Semaine du 29 janvier au 4 février 2014 - Numéro 1010
Attentats : les questions s’enchaînent
  Les attaques terroristes des 24 et 25 janvier, qui ont fait 6 morts et 80 blessés dans le pays, ont été revendiquées par le groupe djihadiste Ansar Beit Al-Maqdes, inspiré du Hamas. Il avait revendiqué l’attaque de Mansoura, le mois dernier.
Attaques terroristes
Chérine Abdel-Azim29-01-2014

Vendredi 24 janvier. Les Egyptiens se sont réveillés le matin à 6h30 sur le bruit d’une énorme déflagration. Une voiture piégée a explosé devant la préfecture de police dans le quartier de Bab Al-Khalq au centre-ville. L’explosion a fait un profond cratère dans la rue d’une profondeur de 7 mètres. Bilan : 4 morts et plus de 80 blessés. L’explosion a complètement dévasté la façade du bâtiment et a endommagé le bâtiment du Musée d’art islamique voisin. Trois heures plus tard, une bombe artisanale de plus faible puissance a explosé dans la rue Al-Tahrir en face de la station de métro, tuant un policier et faisant 9 blessés.

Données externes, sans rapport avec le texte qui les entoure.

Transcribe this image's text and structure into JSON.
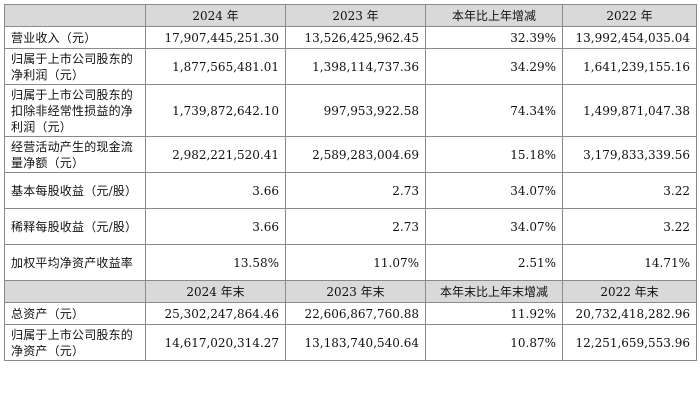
{
  "header1": [
    "",
    "2024 年",
    "2023 年",
    "本年比上年增减",
    "2022 年"
  ],
  "header2": [
    "",
    "2024 年末",
    "2023 年末",
    "本年末比上年末增减",
    "2022 年末"
  ],
  "rows1": [
    {
      "label": "营业收入（元）",
      "values": [
        "17,907,445,251.30",
        "13,526,425,962.45",
        "32.39%",
        "13,992,454,035.04"
      ]
    },
    {
      "label": "归属于上市公司股东的净利润（元）",
      "values": [
        "1,877,565,481.01",
        "1,398,114,737.36",
        "34.29%",
        "1,641,239,155.16"
      ]
    },
    {
      "label": "归属于上市公司股东的扣除非经常性损益的净利润（元）",
      "values": [
        "1,739,872,642.10",
        "997,953,922.58",
        "74.34%",
        "1,499,871,047.38"
      ]
    },
    {
      "label": "经营活动产生的现金流量净额（元）",
      "values": [
        "2,982,221,520.41",
        "2,589,283,004.69",
        "15.18%",
        "3,179,833,339.56"
      ]
    },
    {
      "label": "基本每股收益（元/股）",
      "values": [
        "3.66",
        "2.73",
        "34.07%",
        "3.22"
      ]
    },
    {
      "label": "稀释每股收益（元/股）",
      "values": [
        "3.66",
        "2.73",
        "34.07%",
        "3.22"
      ]
    },
    {
      "label": "加权平均净资产收益率",
      "values": [
        "13.58%",
        "11.07%",
        "2.51%",
        "14.71%"
      ]
    }
  ],
  "rows2": [
    {
      "label": "总资产（元）",
      "values": [
        "25,302,247,864.46",
        "22,606,867,760.88",
        "11.92%",
        "20,732,418,282.96"
      ]
    },
    {
      "label": "归属于上市公司股东的净资产（元）",
      "values": [
        "14,617,020,314.27",
        "13,183,740,540.64",
        "10.87%",
        "12,251,659,553.96"
      ]
    }
  ]
}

Quelques minutes après c’est une autre bombe toujours locale plantée dans une enseigne publicitaire de la rue Al-Haram devant le commissariat d’Al-Talbiya à Guiza qui explose sans faire de dégâts. Vers 4h de l’après-midi, une quatrième bombe explose devant le cinéma Radoubis toujours dans la rue Al-Haram faisant un mort et 4 blessés. Au même endroit la police a réussi à désamorcer une autre bombe. Le lendemain, anniversaire de la révolution du 25 janvier, une cinquième bombe placée dans une voiture garée devant une caserne de la police explose, rue Ahmad Esmat à Aïn-Chams au Caire. L’attaque fait seulement des dégâts matériels. Quelques heures après sur un site Internet djihadiste, le mouvement Ansar Beit Al-Maqdes revendique l’explosion de la préfecture de police. Qui a commandité ces attentats ? « Il faut savoir que les auteurs de ces attentats ne sont pas les mêmes », explique Réda Yakoub, expert en matière de sécurité. Ainsi seul l’attentat de la préfecture de police acquiert une importance particulière. L’attentat a été mené à l’aide d’une voiture piégée, une manière identique à celle utilisée pour l’attentat contre la préfecture de police de Mansoura le mois dernier. Pour certains, le groupe Ansar Beit Al-Maqdes ne serait qu’une organisation-écran derrière laquelle se cachent certains éléments de la confrérie des Frères musulmans. C’est l’avis d’Ihab Youssef, président de l’association La Police et le peuple. « Ce groupe est à mon avis un écran utilisé par les Frères musulmans pour détourner l’attention de la police », explique-t-il.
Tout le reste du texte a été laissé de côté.